Blanche's roommate, a plump, thick-calfed girl named Shirley Caudwell, a hockey player from Charlottesville, Virginia, had the chronic cheerful nature of fat children and loved to eat. She received food parcels from her family weekly, as if they feared she might starve. Tinned meats, preserved fruits, baked Southern hams, baskets of fruit given to voyagers on shipboard. She shared it with her classmates, but to Sharon's dismay little of it clung to the limbs of Blanche. Eating so preoccupied Shirley that Blanche's reserve went unnoticed. Two weeks after her arrival Blanche did seem to experience a brief spell of withdrawal, thought to be homesickness, but it was hard to distinguish in a girl like Blanche her normal retired nature from an abnormal reaction. The activities of the art department, under Mademoiselle Arnaud, a Belgian woman, so preoccupied Blanche that her day proved to be too short. She was
slow.
There was little or nothing said, however simple, that she did not have to have repeated. The projection of slides, the collecting of art prints, the mounting of prints on varicolored papers, the drawing of plaster-cast hands and heads, in charcoal, on papers of assorted colors and textures, all of this in a room lit up by a skylight under trees
flaming with fall colors.
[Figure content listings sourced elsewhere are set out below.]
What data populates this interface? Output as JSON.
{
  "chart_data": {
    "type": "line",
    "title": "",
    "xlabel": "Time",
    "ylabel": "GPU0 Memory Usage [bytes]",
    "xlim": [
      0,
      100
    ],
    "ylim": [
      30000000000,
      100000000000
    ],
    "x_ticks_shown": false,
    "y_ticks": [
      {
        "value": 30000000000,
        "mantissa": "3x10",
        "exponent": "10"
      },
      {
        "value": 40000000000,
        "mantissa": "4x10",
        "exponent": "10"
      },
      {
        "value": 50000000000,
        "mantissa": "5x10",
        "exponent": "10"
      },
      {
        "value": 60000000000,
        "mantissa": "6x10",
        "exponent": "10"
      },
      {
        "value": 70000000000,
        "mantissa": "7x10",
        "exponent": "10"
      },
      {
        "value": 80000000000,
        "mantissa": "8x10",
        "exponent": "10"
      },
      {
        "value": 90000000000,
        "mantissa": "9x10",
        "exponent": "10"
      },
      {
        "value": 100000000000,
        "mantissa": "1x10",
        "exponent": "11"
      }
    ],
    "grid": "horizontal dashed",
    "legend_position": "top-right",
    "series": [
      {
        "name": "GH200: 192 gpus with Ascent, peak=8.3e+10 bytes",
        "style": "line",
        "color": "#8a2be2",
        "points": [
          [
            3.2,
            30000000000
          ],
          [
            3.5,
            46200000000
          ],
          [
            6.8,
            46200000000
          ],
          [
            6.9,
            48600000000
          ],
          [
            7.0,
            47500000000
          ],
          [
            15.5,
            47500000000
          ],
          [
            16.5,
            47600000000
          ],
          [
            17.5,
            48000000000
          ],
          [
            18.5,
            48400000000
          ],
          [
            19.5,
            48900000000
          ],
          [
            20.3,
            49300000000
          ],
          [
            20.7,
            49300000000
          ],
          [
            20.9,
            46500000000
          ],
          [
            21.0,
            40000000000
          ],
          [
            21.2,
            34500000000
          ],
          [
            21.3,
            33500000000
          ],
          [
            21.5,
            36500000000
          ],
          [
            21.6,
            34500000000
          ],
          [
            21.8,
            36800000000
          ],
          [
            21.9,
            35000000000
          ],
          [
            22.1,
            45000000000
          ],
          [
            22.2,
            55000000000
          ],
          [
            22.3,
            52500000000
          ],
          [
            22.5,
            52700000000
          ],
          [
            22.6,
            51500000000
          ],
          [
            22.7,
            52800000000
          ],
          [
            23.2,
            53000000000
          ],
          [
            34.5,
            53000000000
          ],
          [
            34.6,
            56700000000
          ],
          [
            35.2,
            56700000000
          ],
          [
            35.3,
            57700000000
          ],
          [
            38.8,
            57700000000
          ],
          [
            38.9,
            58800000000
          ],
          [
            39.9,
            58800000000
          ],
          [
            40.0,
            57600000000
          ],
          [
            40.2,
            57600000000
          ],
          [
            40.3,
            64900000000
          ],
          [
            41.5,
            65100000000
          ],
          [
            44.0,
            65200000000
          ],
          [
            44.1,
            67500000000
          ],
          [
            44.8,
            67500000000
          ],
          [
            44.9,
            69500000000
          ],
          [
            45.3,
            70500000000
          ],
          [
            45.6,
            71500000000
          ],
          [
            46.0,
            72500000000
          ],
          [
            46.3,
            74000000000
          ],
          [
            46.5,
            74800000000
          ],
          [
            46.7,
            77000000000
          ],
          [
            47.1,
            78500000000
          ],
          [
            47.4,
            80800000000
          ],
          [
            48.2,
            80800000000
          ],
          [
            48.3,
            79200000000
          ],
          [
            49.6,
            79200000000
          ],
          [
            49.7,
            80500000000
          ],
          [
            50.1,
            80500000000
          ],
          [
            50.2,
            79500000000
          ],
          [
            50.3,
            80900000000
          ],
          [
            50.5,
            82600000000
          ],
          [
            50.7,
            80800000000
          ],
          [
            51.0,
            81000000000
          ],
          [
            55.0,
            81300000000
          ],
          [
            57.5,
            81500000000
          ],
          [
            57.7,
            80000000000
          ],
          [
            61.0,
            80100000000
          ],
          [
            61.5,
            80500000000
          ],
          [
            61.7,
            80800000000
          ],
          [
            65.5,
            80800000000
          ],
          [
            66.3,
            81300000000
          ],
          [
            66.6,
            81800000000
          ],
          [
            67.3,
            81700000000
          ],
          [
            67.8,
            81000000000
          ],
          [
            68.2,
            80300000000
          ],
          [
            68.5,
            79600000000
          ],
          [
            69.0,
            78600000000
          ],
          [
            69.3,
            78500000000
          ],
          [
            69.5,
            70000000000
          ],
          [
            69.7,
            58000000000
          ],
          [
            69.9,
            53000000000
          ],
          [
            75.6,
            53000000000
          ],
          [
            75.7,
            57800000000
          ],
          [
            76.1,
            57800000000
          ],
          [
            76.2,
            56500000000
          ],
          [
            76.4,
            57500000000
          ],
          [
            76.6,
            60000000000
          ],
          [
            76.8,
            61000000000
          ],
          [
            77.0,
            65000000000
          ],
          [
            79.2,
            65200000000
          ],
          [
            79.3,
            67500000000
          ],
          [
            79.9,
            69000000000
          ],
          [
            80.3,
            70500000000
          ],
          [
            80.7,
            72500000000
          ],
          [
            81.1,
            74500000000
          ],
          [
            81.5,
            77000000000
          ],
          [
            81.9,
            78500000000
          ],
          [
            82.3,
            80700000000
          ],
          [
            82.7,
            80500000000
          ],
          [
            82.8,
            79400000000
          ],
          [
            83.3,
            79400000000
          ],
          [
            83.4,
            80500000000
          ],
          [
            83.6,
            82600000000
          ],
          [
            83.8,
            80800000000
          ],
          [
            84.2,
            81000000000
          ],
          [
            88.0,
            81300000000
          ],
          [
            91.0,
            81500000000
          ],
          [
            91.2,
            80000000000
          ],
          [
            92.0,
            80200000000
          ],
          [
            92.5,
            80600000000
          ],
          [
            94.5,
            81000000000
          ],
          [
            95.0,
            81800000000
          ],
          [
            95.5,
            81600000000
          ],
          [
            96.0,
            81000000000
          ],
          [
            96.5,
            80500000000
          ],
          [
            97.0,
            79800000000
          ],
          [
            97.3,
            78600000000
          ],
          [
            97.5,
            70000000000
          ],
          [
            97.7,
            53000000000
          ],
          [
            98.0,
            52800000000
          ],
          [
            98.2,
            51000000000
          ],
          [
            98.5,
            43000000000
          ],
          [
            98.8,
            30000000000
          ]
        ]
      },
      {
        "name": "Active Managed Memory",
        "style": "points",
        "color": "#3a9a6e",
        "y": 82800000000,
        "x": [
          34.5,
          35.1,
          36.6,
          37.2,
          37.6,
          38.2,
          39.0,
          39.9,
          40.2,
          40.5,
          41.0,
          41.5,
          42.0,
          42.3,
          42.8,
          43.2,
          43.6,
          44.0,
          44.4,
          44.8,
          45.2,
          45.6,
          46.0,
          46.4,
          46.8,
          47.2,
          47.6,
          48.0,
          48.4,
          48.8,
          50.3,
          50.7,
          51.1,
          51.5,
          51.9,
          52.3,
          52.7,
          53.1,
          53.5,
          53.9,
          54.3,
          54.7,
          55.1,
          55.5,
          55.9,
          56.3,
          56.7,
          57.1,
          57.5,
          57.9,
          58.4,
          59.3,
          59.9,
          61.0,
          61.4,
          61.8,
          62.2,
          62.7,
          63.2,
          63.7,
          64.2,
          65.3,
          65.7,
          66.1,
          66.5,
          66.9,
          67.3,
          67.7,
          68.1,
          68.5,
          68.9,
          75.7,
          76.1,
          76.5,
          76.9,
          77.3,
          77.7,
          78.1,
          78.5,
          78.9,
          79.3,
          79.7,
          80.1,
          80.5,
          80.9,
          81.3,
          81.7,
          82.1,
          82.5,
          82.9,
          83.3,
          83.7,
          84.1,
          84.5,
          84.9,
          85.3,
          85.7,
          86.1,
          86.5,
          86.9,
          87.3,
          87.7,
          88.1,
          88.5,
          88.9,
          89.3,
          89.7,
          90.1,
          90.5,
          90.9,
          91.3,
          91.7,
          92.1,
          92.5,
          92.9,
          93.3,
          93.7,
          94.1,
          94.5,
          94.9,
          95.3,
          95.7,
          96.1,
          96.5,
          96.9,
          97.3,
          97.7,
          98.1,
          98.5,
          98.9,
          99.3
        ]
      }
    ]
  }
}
Blanche wandered about in her bibbed green smock, her fingers ink-stained, her cheeks smeared with chalk dust, the marks of her sharp pointed teeth flaking the enamel from her drawing pencils. None of this long concealed from Mademoiselle Arnaud her unusual nature and remarkable beauty. Blanche was also content to sit for her portrait—something quite beyond the talents of the others—leaning forward, her chin resting on her hand, or comfortably slouched, her legs folded beneath her, the light falling in such a manner her skin was transparent as porcelain. That was quite beyond the students to capture, of course, but Mademoiselle Arnaud, who did watercolors, and knew exactly how to use the cream tones of the paper, in some of her quick sketches captured Blanche's serene detachment. It was quite uncanny in a girl in her early teens. Equally arresting was to observe Blanche when she was shown these portraits of herself. Most girls, their emotions confused, would giggle, or feel embarrassed to shamelessly stare at their own likenesses, but Blanche would soberly ponder these images as if they were portraits of someone else. One was used as a frontispiece for the yearbook—a portrait to please most Briarcliffe parents—and Sharon often found Blanche shamelessly gazing at it, as if pondering its meaning. There seemed to be so little vanity in this recognition Sharon did not speak to her about it. It might have been another person, understood to bear her a close resemblance.